G7 summit opens in France amid Trump tensions and Iran war
France is trying to stage a united G7 in Évian, but Trump’s Iran war, trade fights and old summit blowups expose how fragile the club has become.

France has brought the G7 back to Évian-les-Bains with a blunt test of relevance: can the club still act like a coherent steering committee for the West when Donald Trump is in the room? The 52nd summit is set for June 15-17 on Lake Geneva, with Emmanuel Macron using France’s rotating presidency, held since January 1, 2026, to present unity among Canada, France, Germany, Italy, Japan, the United Kingdom and the United States, alongside the European Union’s António Costa and Ursula von der Leyen.
That show of cohesion is colliding with a deeper credibility crisis inside the group. The wars in the Middle East and Ukraine are expected to dominate the agenda, but trade disputes, China policy, artificial intelligence, energy security and critical supply chains are all harder to coordinate when summit theatrics eclipse policy alignment. France is trying to keep the meeting from turning into a confrontation with Trump, even as the White House’s position on Iran shapes the atmosphere before the leaders sit down.
Trump is expected to meet Middle Eastern partners on the sidelines and join a working session with Volodymyr Zelensky, making the summit as much about crisis management as collective strategy. France is also bringing executives from Anthropic, OpenAI, Google and Mistral AI into discussions on AI and online safety, a signal that Macron wants the gathering to reach beyond war and security into the technology rules that will shape the next decade.

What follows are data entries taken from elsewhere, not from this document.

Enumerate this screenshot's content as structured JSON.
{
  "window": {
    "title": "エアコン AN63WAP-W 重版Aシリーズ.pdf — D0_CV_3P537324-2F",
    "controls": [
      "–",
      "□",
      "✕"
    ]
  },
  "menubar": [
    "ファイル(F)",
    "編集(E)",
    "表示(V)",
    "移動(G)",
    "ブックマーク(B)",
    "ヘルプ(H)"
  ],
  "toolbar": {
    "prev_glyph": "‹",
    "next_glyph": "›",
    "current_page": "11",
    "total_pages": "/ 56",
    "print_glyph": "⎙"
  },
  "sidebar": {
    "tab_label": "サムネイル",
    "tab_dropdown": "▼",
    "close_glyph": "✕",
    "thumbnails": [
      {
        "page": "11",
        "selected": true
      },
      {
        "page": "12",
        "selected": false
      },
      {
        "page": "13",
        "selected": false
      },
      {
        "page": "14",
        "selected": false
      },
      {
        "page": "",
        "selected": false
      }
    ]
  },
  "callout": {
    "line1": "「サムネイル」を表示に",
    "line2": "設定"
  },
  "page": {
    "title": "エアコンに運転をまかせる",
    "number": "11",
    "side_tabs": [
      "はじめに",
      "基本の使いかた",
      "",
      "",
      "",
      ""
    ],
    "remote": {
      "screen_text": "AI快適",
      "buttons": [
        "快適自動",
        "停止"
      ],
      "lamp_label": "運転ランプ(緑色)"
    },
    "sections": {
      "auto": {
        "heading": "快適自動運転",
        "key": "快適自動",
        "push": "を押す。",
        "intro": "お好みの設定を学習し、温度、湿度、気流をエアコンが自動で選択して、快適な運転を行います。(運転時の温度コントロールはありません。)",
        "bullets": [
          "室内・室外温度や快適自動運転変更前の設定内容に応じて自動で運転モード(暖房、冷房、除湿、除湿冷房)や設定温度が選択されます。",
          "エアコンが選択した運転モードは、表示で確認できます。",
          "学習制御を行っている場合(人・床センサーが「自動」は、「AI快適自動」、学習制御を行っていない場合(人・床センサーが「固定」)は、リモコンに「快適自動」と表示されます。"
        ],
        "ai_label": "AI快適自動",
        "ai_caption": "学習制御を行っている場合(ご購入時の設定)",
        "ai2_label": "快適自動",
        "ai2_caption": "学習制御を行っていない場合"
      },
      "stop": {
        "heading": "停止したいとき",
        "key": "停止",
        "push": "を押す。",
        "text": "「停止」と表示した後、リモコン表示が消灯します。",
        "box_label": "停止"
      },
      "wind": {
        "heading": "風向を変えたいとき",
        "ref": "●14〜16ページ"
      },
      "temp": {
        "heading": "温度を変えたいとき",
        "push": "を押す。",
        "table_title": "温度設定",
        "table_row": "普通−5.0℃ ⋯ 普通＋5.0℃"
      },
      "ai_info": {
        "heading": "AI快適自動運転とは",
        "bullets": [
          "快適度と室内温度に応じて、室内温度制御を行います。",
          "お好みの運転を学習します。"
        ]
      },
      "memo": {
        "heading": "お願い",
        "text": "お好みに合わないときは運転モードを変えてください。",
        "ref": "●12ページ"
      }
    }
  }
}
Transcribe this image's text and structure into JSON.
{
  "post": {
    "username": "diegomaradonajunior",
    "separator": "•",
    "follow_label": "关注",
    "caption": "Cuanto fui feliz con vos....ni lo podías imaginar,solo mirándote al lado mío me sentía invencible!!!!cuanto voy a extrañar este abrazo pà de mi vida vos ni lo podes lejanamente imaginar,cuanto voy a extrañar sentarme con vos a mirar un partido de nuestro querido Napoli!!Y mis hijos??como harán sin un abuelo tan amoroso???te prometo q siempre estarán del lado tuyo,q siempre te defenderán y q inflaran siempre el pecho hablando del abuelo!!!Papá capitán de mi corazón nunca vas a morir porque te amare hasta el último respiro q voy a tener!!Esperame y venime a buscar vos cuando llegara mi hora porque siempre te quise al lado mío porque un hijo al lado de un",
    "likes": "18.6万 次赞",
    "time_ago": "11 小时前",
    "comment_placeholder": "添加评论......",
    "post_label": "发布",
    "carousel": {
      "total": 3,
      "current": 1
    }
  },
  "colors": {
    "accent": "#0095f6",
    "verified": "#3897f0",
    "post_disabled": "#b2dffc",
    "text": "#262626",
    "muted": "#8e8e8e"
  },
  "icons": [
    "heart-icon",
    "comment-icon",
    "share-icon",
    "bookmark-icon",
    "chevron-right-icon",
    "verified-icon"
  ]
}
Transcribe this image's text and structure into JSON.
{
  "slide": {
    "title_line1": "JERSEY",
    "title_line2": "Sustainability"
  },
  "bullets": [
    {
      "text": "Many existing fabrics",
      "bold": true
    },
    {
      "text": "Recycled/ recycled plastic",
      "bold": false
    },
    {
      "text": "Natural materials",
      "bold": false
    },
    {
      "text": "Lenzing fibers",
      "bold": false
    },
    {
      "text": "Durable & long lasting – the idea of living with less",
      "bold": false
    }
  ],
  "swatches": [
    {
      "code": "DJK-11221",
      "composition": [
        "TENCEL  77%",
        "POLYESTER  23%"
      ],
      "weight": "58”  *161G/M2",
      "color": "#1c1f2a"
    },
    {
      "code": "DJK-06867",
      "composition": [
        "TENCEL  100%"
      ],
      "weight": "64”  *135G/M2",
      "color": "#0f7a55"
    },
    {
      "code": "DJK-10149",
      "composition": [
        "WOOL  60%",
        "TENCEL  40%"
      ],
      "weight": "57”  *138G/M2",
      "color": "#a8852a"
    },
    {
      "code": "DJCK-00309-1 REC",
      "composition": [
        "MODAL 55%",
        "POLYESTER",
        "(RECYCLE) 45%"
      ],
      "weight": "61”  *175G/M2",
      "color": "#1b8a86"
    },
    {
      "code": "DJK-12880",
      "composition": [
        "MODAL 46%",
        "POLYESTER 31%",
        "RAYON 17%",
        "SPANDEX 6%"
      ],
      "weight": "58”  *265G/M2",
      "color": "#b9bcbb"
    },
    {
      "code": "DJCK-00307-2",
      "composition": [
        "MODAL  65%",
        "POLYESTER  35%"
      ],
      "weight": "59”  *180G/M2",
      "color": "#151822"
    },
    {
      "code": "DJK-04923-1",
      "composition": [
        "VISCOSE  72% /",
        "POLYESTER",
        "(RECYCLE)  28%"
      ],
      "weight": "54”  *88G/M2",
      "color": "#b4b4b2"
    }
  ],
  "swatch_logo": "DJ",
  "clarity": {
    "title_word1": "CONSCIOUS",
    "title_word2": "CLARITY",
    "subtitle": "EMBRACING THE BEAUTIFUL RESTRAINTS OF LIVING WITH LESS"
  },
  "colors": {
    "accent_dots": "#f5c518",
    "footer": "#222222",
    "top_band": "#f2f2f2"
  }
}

The problem for the G7 is that the Trump factor has repeatedly exposed how thin its consensus can be. At the 2018 summit in Quebec, Trump withdrew U.S. support for the joint communiqué and attacked Justin Trudeau after leaving. At last year’s G7 in Kananaskis, he departed early as the Iran-Israel crisis escalated, and leaders still struggled to produce ambitious joint agreements. Those episodes have left French officials trying to give Trump room for bilateral diplomacy while preventing the broader meeting from splintering.
Macron is adding a symbolic flourish after the summit, hosting Trump for dinner at the Palace of Versailles to mark the 250th anniversary of U.S. independence and underline Franco-American ties. France is also leaning on Évian’s own history, after the town hosted the 2003 G8, to argue that the lakeside resort can still host serious power politics. Whether that image survives the Iran war, the Ukraine file and the transatlantic strains around Trump will define the summit’s real value.